Platonic Affection and Trevin Wax

Lately a lot of atheist bloggers have been making fun of Trevin Wax‘s theory that gay sex is bad because men can’t be bros without being mistaken for gay anymore. And to be fair there are a lot of really laughable aspects to his theory: for instance, he seems to believe it is some kind of Inevitable Law of Nature that when one person gets more free someone else gets less free. (Maybe that explains the whole “we’re propping up dictators to protect our freedom” aspect of US foreign policy. America is just trying to hog all the freedom for itself.)

Despite that… well, I kind of agree with him.

Wax is right that many same-sex friendships avoid displays of affection for being thought of as “gay.” Of course, this is the result of homophobia and the fact that far too many people think of “gay” as an insult, not the natural result of gay people being public about their sexual orientation. But then he’s a homophobe clutching at increasingly desperate straws, what do you expect, rational argument?

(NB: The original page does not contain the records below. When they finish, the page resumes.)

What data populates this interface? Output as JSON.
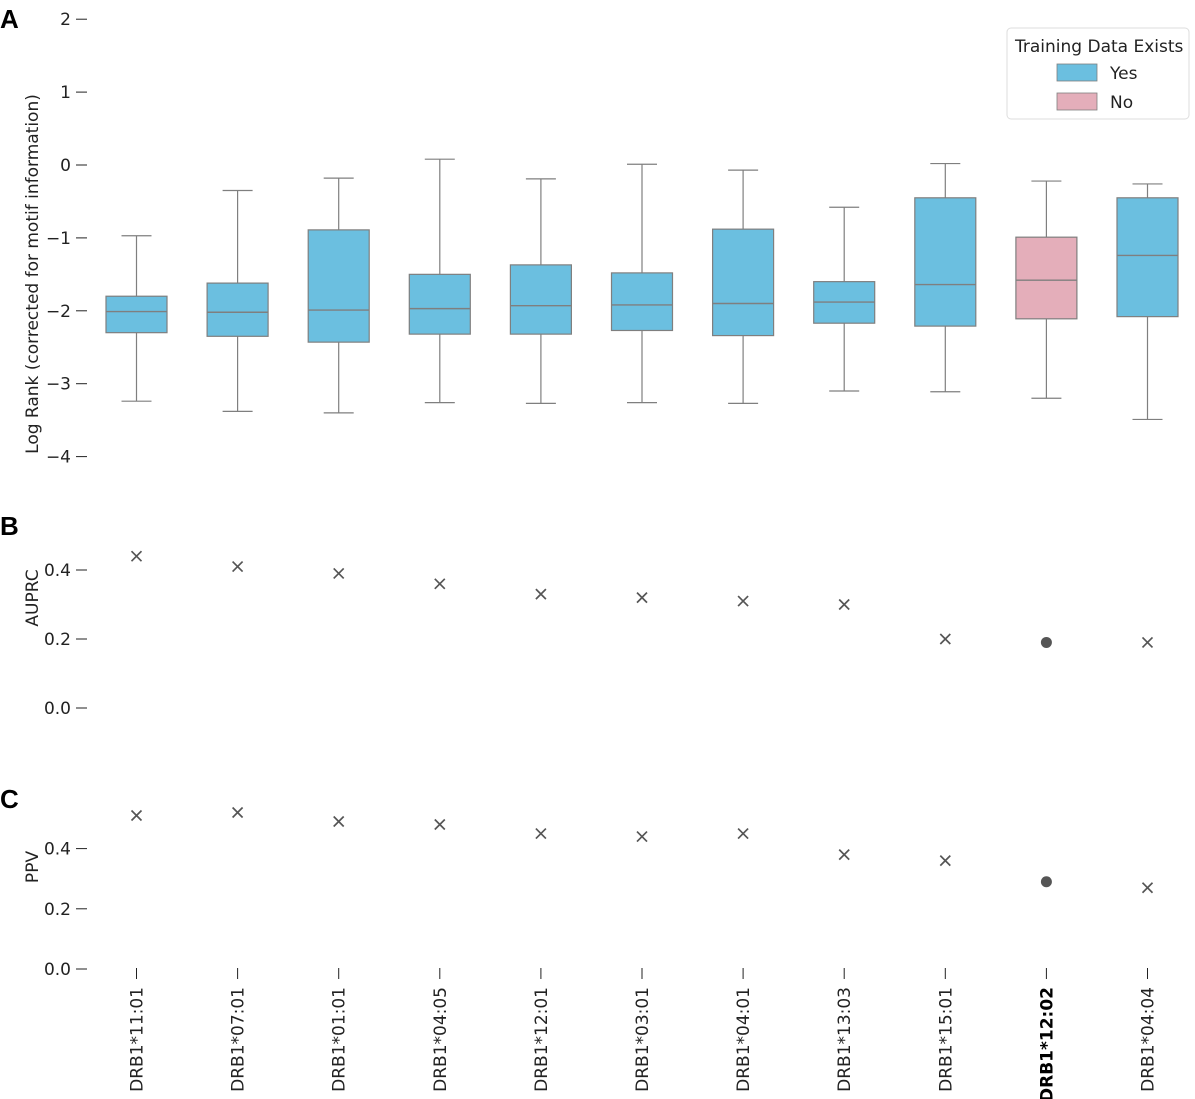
{
  "colors": {
    "yes": "#6BBFE0",
    "no": "#E4AEBA",
    "stroke": "#7f7f7f",
    "marker": "#555555"
  },
  "chart_data": [
    {
      "panel": "A",
      "type": "box",
      "ylabel": "Log Rank (corrected for motif information)",
      "ylim": [
        -4,
        2
      ],
      "yticks": [
        "2",
        "1",
        "0",
        "−1",
        "−2",
        "−3",
        "−4"
      ],
      "legend": {
        "title": "Training Data Exists",
        "entries": [
          "Yes",
          "No"
        ],
        "position": "top-right"
      },
      "categories": [
        "DRB1*11:01",
        "DRB1*07:01",
        "DRB1*01:01",
        "DRB1*04:05",
        "DRB1*12:01",
        "DRB1*03:01",
        "DRB1*04:01",
        "DRB1*13:03",
        "DRB1*15:01",
        "DRB1*12:02",
        "DRB1*04:04"
      ],
      "training_data_exists": [
        "Yes",
        "Yes",
        "Yes",
        "Yes",
        "Yes",
        "Yes",
        "Yes",
        "Yes",
        "Yes",
        "No",
        "Yes"
      ],
      "boxes": [
        {
          "min": -3.24,
          "q1": -2.3,
          "median": -2.01,
          "q3": -1.8,
          "max": -0.97
        },
        {
          "min": -3.38,
          "q1": -2.35,
          "median": -2.02,
          "q3": -1.62,
          "max": -0.35
        },
        {
          "min": -3.4,
          "q1": -2.43,
          "median": -1.99,
          "q3": -0.89,
          "max": -0.18
        },
        {
          "min": -3.26,
          "q1": -2.32,
          "median": -1.97,
          "q3": -1.5,
          "max": 0.08
        },
        {
          "min": -3.27,
          "q1": -2.32,
          "median": -1.93,
          "q3": -1.37,
          "max": -0.19
        },
        {
          "min": -3.26,
          "q1": -2.27,
          "median": -1.92,
          "q3": -1.48,
          "max": 0.01
        },
        {
          "min": -3.27,
          "q1": -2.34,
          "median": -1.9,
          "q3": -0.88,
          "max": -0.07
        },
        {
          "min": -3.1,
          "q1": -2.17,
          "median": -1.88,
          "q3": -1.6,
          "max": -0.58
        },
        {
          "min": -3.11,
          "q1": -2.21,
          "median": -1.64,
          "q3": -0.45,
          "max": 0.02
        },
        {
          "min": -3.2,
          "q1": -2.11,
          "median": -1.58,
          "q3": -0.99,
          "max": -0.22
        },
        {
          "min": -3.49,
          "q1": -2.08,
          "median": -1.24,
          "q3": -0.45,
          "max": -0.26
        }
      ]
    },
    {
      "panel": "B",
      "type": "scatter",
      "ylabel": "AUPRC",
      "ylim": [
        0,
        0.5
      ],
      "yticks": [
        "0.4",
        "0.2",
        "0.0"
      ],
      "values": [
        0.44,
        0.41,
        0.39,
        0.36,
        0.33,
        0.32,
        0.31,
        0.3,
        0.2,
        0.19,
        0.19
      ],
      "markers": [
        "x",
        "x",
        "x",
        "x",
        "x",
        "x",
        "x",
        "x",
        "x",
        "dot",
        "x"
      ]
    },
    {
      "panel": "C",
      "type": "scatter",
      "ylabel": "PPV",
      "ylim": [
        0,
        0.55
      ],
      "yticks": [
        "0.4",
        "0.2",
        "0.0"
      ],
      "values": [
        0.51,
        0.52,
        0.49,
        0.48,
        0.45,
        0.44,
        0.45,
        0.38,
        0.36,
        0.29,
        0.27
      ],
      "markers": [
        "x",
        "x",
        "x",
        "x",
        "x",
        "x",
        "x",
        "x",
        "x",
        "dot",
        "x"
      ]
    }
  ]
}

There are very few ways of expressing affection in American culture that are not instantly read as romantic. “I love you”? Romantic. Snuggling or holding hands? Romantic. Thoughtful little just-because presents? Romantic. Commitment to maintaining your relationship over the long term or even spend your lives together? Romantic. Agonizing about whether to break up with someone, or crying into your ice cream when you fight? Romantic.

So therefore we tend to assume that all really intense friendships are really sexual or romantic. See the idea that men and women can’t be friends, the people who refuse to allow their romantic partners to be friends with people of the same gender as them and, yes, the homophobic fear that being friends with someone of the same gender makes you gay.

American culture makes a lot of really toxic assumptions about friendship. For one thing, we tend to assume that a romantic relationship– even if new and fragile– is always and everywhere more important than a friendship– even if old and deep. Sometimes the friends themselves believe it and end up ditching their friends for a romantic relationship only to return after the inevitable breakup. For another, many people seem to believe that friendship is something that diminishes in importance as you get older. In middle school, your best friend is the most important person in the world, and in college, bros before hos (fistbump); but soon enough prioritizing friendship means you’re a manchild who refuses to grow up, and you wind up forty years old with no friends but your spouse.

I agree with Dean Spade‘s wise words that we need to move towards treating friends more like we treat lovers and lovers more like we treat friends. To have boundaries with and reasonable expectations of our lovers, and to value, commit to, and deeply cherish and invest in our friendships.